Over the next many days civil administration in Burma collapsed in practically every city and town in the country, as millions of people happily strolled out of their homes and did what they had not been able to do for so long: organize as they wished and speak their minds. It was no longer just the students or the workers, but people from every walk of life. Rangoon developed a carnival atmosphere. Trade unions developed overnight. And in a country where the press had been tightly controlled for a generation, dozens of newspapers and magazines, laboriously mimeographed, suddenly appeared in shops and on sidewalks. In Mandalay the army retreated behind the walls of the old palace as committees of students, workers, and Buddhist monks took over the management of Thibaw’s town. When the still-government-controlled radio and television claimed that the demonstrators did not represent the silent majority of law-abiding housewives and others, the All-Burma Housewives Association was formed, and hundreds of middle-class
women, happily clanging pots and pans, marched with the teeming crowds under their newly furled banners. Soon the government itself broke ranks. In ministry after ministry civil servants and clerical workers left their offices and joined the throngs in the street. At the Foreign Office top-ranking diplomats signed a letter saying that the policies of the military regime had destroyed Burma’s once-proud international reputation. Eventually the staff of the Burmese Broadcasting Corporation walked off their jobs, and the official media were suddenly silenced. Even the police went on strike. The revolution seemed on the verge of success. But who would lead it?

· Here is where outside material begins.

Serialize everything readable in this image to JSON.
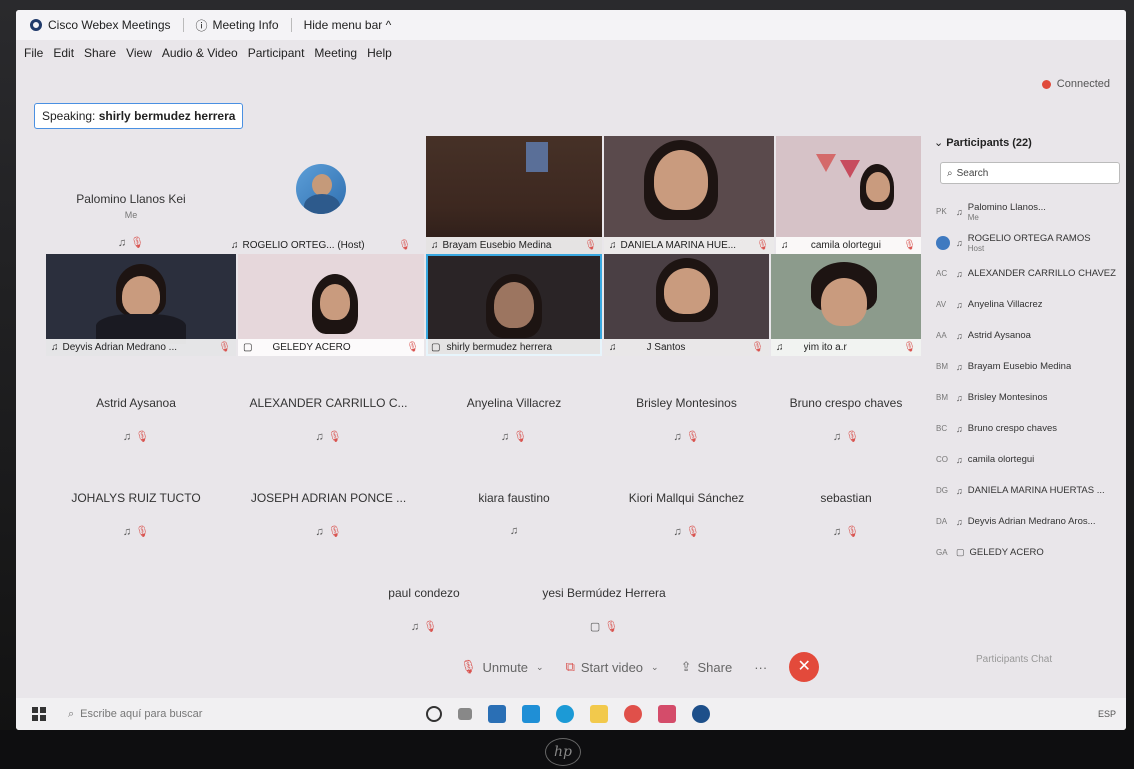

One by one, old and new politicians came forward. First it was Aung Gyi, once Ne Win’s own deputy in the armed forces. Then, on 25 August, Aung San Suu Kyi, the daughter of Aung San, spoke for the first time to a massive gathering along the western slope of the Shwedagon Pagoda. And on 28 August, U Nu, in his eighties and the last democratically elected prime minister, announced the formation of his new League for Democracy and Peace. A number of those who came into view were old leftist or Communist leaders, including several old men who had helped lead the insurrections in the 1950s. Thakin Soe, onetime Stalinist agitator and guerrilla strategist, now eighty-three, issued a rousing call to revolution from his hospital bed. General Strike Centers were set up in more than two hundred towns. But it seemed to many students (and others) that the politicians were only grandstanding. No single party or organization enjoyed the broad support needed to deal the final blow. And after the initial euphoria of revolt, many, especially in the middle classes, began to be fearful of a coming anarchy.

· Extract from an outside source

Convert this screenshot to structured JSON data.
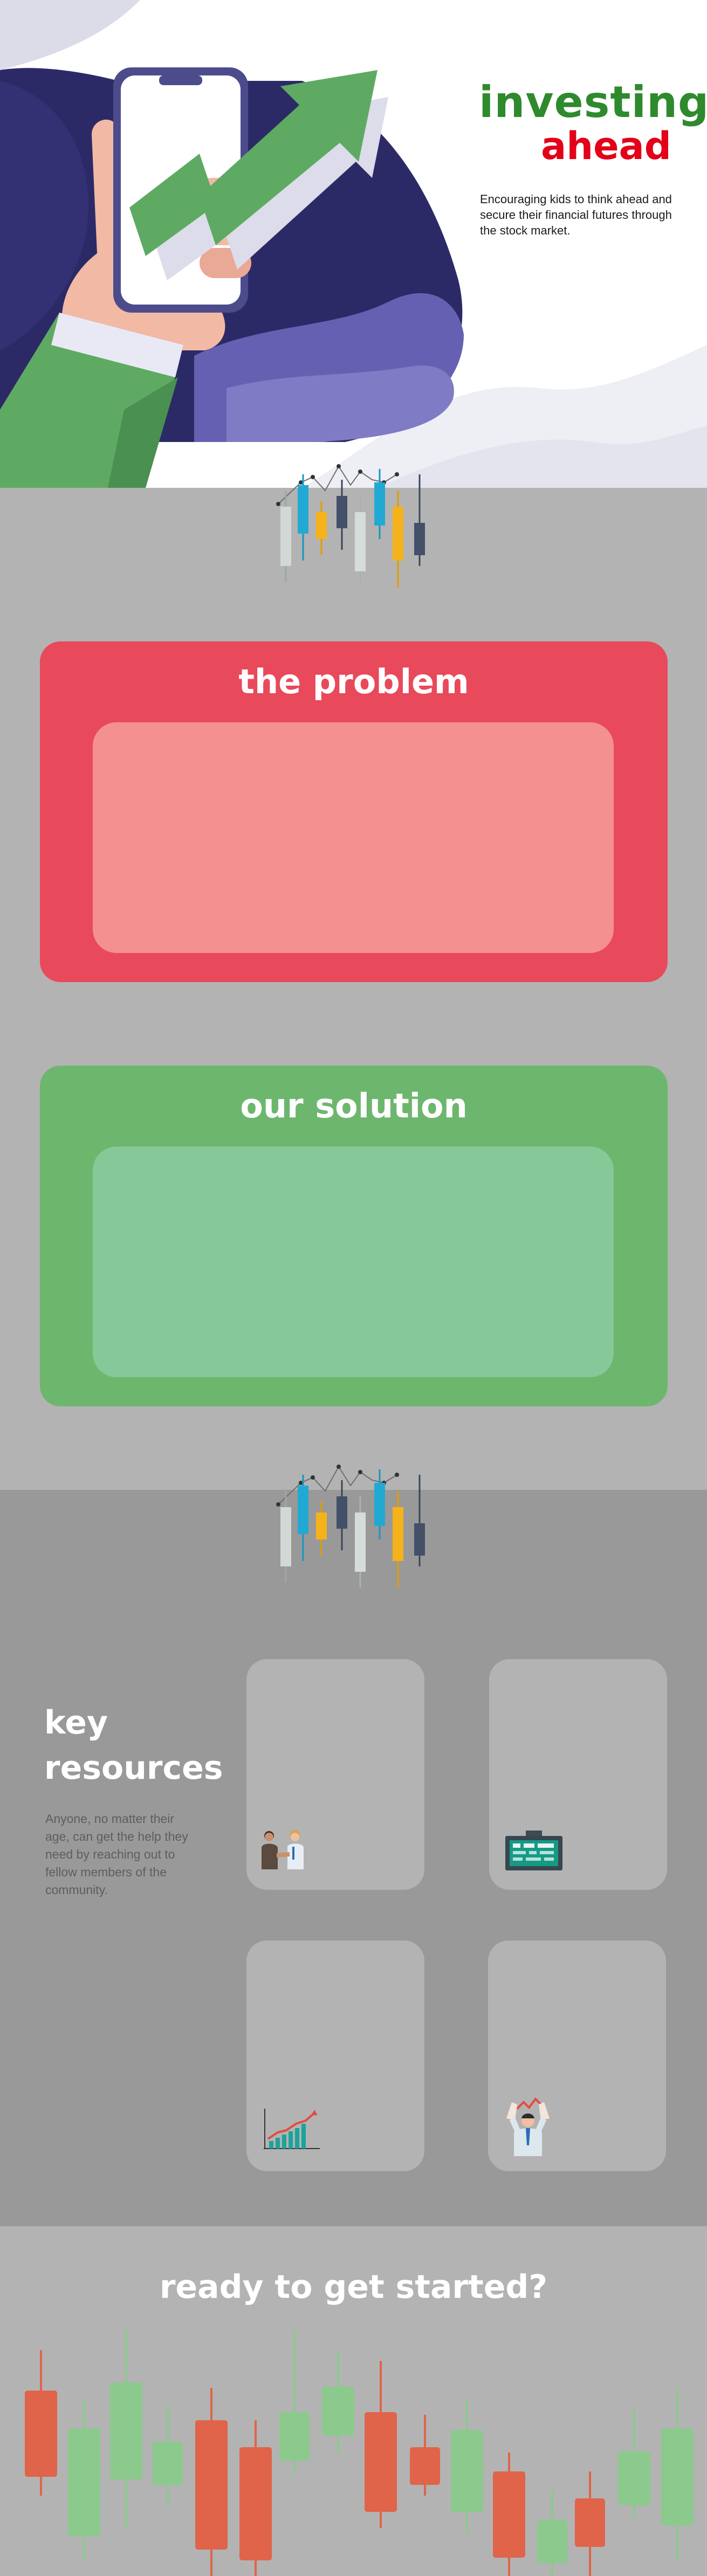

By late August the violence had spread to the working-class suburbs of Rangoon, and food shortages led to rioting. Rumors spread that Ne Win’s spies had secretly poisoned the water supply or had infiltrated the student leadership. On 25 August, prisoners were released or broke free everywhere in the country, adding to a growing sense of insecurity. On more than one occasion suspected government agents were gruesomely beheaded or hacked to death in front of cheering crowds. What had begun as a political revolt by disaffected students was now on the verge of becoming a bloody social revolution.

Many realized that time was running out. There were hundreds of political meetings a day, in smoke-filled living rooms and corner tea shops, as men and women in cotton
longyis
engaged in passionate and
sometimes ill-tempered arguments about what should happen next. On 17 September a huge mob gathered outside the Trade Ministry and disarmed the soldiers guarding the building, the first time soldiers had peacefully given up their arms. Another crowd almost stormed the War Office, the very headquarters of the armed forces, but were dissuaded from doing so by politicians who promised that the government would soon resign voluntarily. These same politicians—Aung Gyi, Aung San Suu Kyi, U Nu, and others—agreed to meet together with student leaders on 19 September to form a revolutionary transitional government. Foreign embassies in Rangoon were approached to ensure immediate recognition. But General Ne Win and his men, shocked at recent goings-on, had devised other plans.